Friday, August 27, 2010

Week One

     Hello fellow nursing student bloggers, my name is Greg and I am a first semester nursing student. I just turned 41 years old and will have just turned 43 upon our expected graduation date. If you think this is pretty late to be starting a career, your right, but it is actually my second career. I retired from the Marines after serving 21 years with no regrets, and the monthly retirement check isn’t bad either. I retired in April of 2008 and discovered that I missed the varying challenges, the camaraderie, and the diversity that is associated with work and school. That, combined with the assumption that I should live at least 50 more years, is the reason I started preparing for a second career. Being a nurse hasn’t always been a lifelong dream of mine, only recently did I decide that this was a profession that I thought would fit who I am. Over the past 2 years I have spent time in the hospital both as a patient and a visitor, on all occasions I was impressed by the professionalism, knowledge, and structure of all the nurses I encountered(All TCC Grad’s of course.) In my opinion a nurse should be an extension of the physician, the one who is there most of the time providing care and answering questions. I have learned that to be truly successful, you have to enjoy your job and look forward to doing it. I don’t know why, but as far back as I can remember I have gotten a great sense of satisfaction and enjoyment by helping others. I would sacrifice my own wants before I would fail in my responsibilities to others. It is my belief that to want to be a nurse you have to be a pretty unselfish person. So, I guess I chose nursing as a career because I like to help people, I like working with unselfish people, I like structure, and I think I would look forward going to work every day and experiencing the challenges that each shift would bring. One day I would like to work in a cardiac unit or as a surgical nurse. My father died of a heart attack, but this isn’t the only reason I want to work in a cardiac unit or as a surgical nurse, I just feel these two areas would be a good fit for me.

     I have no preconceived notions of what the (Hopefully only) next five semesters might be like. As for the first week, it has been easy. That could very well be the quiet before the storm. I would have to describe the first week as being filled with the anxiety of the unexpected.
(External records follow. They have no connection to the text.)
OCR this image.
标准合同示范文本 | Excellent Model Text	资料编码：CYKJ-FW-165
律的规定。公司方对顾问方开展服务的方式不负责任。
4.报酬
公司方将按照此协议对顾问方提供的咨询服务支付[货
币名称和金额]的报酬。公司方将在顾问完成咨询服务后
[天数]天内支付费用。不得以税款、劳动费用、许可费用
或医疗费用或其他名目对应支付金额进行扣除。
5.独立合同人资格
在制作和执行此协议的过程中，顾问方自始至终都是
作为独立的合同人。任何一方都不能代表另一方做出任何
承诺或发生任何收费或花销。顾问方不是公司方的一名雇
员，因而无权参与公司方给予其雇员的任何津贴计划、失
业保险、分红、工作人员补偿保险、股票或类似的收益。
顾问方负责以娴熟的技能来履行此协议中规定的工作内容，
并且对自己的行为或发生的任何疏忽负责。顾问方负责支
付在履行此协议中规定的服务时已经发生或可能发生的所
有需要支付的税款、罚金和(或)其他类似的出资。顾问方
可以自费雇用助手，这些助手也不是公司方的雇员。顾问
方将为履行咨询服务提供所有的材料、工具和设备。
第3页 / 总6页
We have been warned that we would be overwhelmed with bookwork and studying. I’m not too worried about the academics, what scares me is the one on one contact with future patients, performing nursing duties for the first time. I have been in and survived combat engagements, supervised hundreds of people and multi-million dollar budgets, and been responsible for millions of dollars worth of equipment and supplies. I did all of these things successfully and with supreme confidence. But right now, regardless of what I have accomplished in the past, I’m starting over and what scares me the most is a mental image of a frail old lady in her 80’s and it is my responsibility to give her an I.V. or a catheter, I don’t want to cause her any discomfort because of my inexperience, I want to give her the kind of care that I would want someone to give my own mother. I’m confident that my life’s experiences will be beneficial but I hope to always maintain some fear, because I believe fear will be what will help me prevent mistakes. I look forward to working with my fellow nursing students, learning from them and sharing some of my knowledge in return. Lastly, I am just as proud of being known as a nursing student today as I was of earning the title Marine over twenty years ago, both were tough to get.